Google Cloud Professional Machine Learning Engineer — Question 93
You work for an online publisher that delivers news articles to over 50 million readers. You have built an AI model that recommends content for the company’s weekly newsletter. A recommendation is considered successful if the article is opened within two days of the newsletter’s published date and the user remains on the page for at least one minute.
All the information needed to compute the success metric is available in BigQuery and is updated hourly. The model is trained on eight weeks of data, on average its performance degrades below the acceptable baseline after five weeks, and training time is 12 hours. You want to ensure that the model’s performance is above the acceptable baseline while minimizing cost. How should you monitor the model to determine when retraining is necessary?
Answer options
- A. Use Vertex AI Model Monitoring to detect skew of the input features with a sample rate of 100% and a monitoring frequency of two days.
- B. Schedule a cron job in Cloud Tasks to retrain the model every week before the newsletter is created.
- C. Schedule a weekly query in BigQuery to compute the success metric.
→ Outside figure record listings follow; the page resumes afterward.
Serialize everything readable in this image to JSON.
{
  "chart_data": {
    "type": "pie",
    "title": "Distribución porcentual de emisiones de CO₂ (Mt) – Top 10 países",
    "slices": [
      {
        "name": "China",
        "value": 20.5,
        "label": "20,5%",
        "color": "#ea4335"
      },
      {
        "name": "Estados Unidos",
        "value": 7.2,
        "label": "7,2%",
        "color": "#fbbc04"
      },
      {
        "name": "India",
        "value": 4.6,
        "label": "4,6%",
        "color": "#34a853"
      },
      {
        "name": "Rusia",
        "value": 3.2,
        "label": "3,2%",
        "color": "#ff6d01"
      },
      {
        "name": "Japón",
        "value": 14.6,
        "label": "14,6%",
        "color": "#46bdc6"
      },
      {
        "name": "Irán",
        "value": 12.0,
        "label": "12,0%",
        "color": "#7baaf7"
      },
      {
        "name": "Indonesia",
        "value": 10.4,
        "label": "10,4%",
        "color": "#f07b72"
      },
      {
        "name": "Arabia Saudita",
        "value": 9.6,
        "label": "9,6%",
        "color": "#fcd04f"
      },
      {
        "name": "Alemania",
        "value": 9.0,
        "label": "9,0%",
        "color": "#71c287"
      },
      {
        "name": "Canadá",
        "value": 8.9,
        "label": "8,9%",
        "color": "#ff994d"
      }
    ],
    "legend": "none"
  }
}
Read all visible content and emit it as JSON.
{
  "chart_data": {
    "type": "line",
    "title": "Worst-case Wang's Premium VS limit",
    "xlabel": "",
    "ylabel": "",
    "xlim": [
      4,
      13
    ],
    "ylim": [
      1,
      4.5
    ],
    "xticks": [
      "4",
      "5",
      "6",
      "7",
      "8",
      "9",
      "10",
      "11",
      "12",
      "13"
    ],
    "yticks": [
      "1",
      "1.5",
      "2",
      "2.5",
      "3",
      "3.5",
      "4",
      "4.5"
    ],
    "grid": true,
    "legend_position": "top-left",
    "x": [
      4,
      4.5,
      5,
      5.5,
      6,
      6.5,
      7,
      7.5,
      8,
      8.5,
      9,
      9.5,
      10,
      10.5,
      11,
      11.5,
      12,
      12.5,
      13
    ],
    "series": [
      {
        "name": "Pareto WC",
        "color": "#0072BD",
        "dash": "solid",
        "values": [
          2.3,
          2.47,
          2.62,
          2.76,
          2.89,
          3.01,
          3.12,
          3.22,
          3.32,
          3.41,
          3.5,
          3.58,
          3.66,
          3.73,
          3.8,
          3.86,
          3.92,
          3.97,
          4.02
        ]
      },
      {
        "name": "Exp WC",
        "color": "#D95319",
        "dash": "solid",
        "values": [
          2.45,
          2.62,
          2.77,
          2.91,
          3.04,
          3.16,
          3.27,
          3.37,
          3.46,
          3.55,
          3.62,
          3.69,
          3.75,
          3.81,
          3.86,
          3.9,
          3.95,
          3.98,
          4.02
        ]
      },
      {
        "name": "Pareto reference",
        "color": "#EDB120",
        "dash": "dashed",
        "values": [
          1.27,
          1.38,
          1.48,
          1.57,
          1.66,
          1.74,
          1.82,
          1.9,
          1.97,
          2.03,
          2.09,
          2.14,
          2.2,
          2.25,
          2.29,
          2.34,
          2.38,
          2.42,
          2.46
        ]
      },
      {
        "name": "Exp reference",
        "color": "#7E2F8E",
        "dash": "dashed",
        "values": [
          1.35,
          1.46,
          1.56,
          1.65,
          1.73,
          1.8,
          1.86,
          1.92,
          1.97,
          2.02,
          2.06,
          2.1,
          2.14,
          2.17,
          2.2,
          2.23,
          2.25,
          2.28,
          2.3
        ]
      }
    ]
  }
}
- D. Schedule a daily Dataflow job in Cloud Composer to compute the success metric.
Correct answer: C
Explanation
Option C is correct because calculating the success metric weekly allows you to monitor the model's performance against the acceptable baseline effectively. Options A and D focus on monitoring input features rather than the actual performance metric, and option B involves retraining the model without assessing its current effectiveness, which may not be cost-efficient.